Best Walking Trails

Friends of Marquam Nature Park – Protecting Portland’s Scenic Beauty

For those who don’t know, Marquam Nature Park is a beautiful, natural wooded area, away from the bustle of city life, and yet it is within the city of Portland itself.  

We mention Marquam Nature Park in our article, Best Walking Trails in Portland, Oregon.

It’s hard not to love Marquam Nature Park.  There are a number of trails suitable for hiking, biking, running, and walking. Along the way, you’ll see all varieties of natural beauty including all manner of trees (bigleaf maple, Douglas fir, red cedar and western hemlock) and wildlife (mainly deer and other smaller critters).

The trails can be considered somewhat difficult (as they can get hilly), depending on your level of mobility, and yet they are tread upon by thousands per year who enjoy being surrounded by natural splendour.  Those who manage the hills are rewarded with some really nice views!

Marquam Nature Park is a perfect series of trails for kids because walks can be kept brief and there are enough trash cans and signs to keep you from feeling lost or weighed down by candy bar wrappers. 🙂

Here is a view of one of the trails, thanks to beardedfatloss.

Here is a map showing where Marquam Nature Park is located.


As you can see from the above map, the park is located south-west of downtown Portland, but well within city limits.

The park is owned by Portland Park and Recreation, who purchased the park in 1989 from Friends of Marquam Nature Park, who recognized the value of this tract of beautiful natural land in 1968, as a large urban development threatened to move in and bulldoze the entire area.

Since 1968, the Friends of Marquam have been the spiritual stewards of this land, which contains over 200 acres of raw natural beauty and 7 miles of trails for the community to enjoy.

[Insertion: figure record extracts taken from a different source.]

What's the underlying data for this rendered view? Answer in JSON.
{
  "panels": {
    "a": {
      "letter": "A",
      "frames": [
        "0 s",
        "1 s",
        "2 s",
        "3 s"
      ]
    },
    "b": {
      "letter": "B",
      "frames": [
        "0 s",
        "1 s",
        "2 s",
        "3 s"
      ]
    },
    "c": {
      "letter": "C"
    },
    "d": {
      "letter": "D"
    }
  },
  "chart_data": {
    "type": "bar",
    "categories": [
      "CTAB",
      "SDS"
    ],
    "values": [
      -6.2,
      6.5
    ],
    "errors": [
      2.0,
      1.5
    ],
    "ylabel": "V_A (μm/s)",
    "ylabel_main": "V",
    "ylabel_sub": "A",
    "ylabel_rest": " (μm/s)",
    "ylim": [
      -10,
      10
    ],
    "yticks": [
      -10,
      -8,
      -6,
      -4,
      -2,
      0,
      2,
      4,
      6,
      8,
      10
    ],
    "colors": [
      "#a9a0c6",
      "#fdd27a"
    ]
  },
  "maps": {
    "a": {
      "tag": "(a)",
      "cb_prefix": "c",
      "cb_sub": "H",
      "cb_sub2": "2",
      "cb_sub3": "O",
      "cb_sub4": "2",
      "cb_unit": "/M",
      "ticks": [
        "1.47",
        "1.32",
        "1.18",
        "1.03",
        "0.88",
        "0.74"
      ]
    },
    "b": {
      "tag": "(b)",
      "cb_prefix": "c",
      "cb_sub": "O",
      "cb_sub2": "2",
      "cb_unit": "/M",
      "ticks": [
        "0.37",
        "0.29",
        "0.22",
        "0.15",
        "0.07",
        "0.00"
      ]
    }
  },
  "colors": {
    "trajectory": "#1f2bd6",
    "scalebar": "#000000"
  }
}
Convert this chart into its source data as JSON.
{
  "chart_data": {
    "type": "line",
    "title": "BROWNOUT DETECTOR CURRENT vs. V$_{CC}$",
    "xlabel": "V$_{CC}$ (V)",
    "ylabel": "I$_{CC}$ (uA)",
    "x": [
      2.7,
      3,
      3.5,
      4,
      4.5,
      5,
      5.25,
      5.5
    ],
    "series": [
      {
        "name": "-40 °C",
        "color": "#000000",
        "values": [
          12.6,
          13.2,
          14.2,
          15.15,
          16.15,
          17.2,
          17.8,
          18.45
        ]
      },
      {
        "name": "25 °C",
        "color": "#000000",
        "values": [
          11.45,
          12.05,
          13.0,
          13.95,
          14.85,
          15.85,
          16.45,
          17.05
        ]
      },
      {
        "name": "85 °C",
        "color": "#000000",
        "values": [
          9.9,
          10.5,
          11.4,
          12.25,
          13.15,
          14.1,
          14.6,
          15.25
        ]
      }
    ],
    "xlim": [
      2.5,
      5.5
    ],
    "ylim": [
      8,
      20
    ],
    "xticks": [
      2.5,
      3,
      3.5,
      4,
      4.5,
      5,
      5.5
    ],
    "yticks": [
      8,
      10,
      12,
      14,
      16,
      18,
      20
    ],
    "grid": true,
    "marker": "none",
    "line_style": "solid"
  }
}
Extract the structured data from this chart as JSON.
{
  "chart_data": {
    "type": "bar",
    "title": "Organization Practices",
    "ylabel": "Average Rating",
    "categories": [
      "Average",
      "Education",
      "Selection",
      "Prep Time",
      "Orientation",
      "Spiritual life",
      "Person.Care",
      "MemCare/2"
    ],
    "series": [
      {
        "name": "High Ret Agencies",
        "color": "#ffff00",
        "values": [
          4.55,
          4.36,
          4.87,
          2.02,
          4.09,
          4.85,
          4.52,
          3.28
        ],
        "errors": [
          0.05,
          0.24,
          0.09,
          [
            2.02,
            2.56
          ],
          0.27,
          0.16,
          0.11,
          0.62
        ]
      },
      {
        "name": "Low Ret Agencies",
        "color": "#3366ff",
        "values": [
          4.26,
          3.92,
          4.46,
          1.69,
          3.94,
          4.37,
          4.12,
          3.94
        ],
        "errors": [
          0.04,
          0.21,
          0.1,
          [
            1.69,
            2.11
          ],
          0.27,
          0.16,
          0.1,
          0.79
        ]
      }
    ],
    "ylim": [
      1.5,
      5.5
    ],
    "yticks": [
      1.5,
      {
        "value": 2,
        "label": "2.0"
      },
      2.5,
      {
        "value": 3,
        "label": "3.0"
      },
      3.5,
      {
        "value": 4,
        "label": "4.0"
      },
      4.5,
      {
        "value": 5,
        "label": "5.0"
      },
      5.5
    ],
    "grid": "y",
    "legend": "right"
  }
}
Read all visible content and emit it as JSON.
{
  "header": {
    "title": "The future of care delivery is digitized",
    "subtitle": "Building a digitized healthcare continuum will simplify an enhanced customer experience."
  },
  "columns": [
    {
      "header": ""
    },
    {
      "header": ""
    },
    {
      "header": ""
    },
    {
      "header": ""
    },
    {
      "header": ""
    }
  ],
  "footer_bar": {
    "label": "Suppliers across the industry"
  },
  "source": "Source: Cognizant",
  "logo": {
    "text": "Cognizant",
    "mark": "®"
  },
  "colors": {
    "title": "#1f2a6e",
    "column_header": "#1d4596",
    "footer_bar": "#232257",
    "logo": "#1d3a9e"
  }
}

Here is a view of the park on a rain day, courtesy of the Oregonian.

We found it fascinating that the Marquam Nature Park exists today due to the efforts of the Friends of Marquam, and we decided to do some investigating to see how things came to be, as this tract of land could easily be condos or additional roadways today.

Instead, the land has been preserved and maintained through community efforts.  We truly appreciate all of this because we here at this website are huge advocates for walking, hiking, and mobility in general.

Here is a map of Marquam Nature Park so you can get an idea of the scope of the trails and where they lead.

Image source: Oregonhikers.org

So how were the Marquam Nature Park able to be preserved over the decades, in the face of ever-present urban development?  

In the beginning, it was 6 women who were neighbours living in south west Portland, who were environmentally conscious, and, in the spirit of the times, resistant to the idea that urban sprawl was simply an inevitability which could not be stopped, especially when it came to the Marquam Nature Park. 

One of these women was Barbara Farrow Walker, who was also responsible for several other important greenspace initiatives, including the Tom McCall Waterfront Park, Pioneer Courthouse Square, the Springwater Corridor, and the 4T system.

Here is Barbara leading a group along the trails.

Image source: The Outdoor Project

Marquam Nature Park is known as the third largest park in Portland, and it is a welcome escape to those who live in the city and need to get back to nature.  This was the initial goal of the Friends of Marquam, and it remains the goal currently and for the foreseeable future.  

According to the FMNP (Friends of Marquam Nature Park) website, one of the main goals of the park at the outset was accessibility to the community by adding strategic trailheads that were easy to access for everyone, from cars, to bikes, to on-foot traffic.  If one scrutinizes the trail map posted above (and on Oregonhikers.org), we would say this dream of accessibility for all was achieved nicely.

Another goal made by FMNP was to connect the trail to the trails first envisioned by New York’s Central Park creators, the Olmstead Brothers, called the 40-Mile Loop.

Accolades should be given to the Friends of Marquam Nature Park for their relentless fight to keep this natural oasis for the people of the city.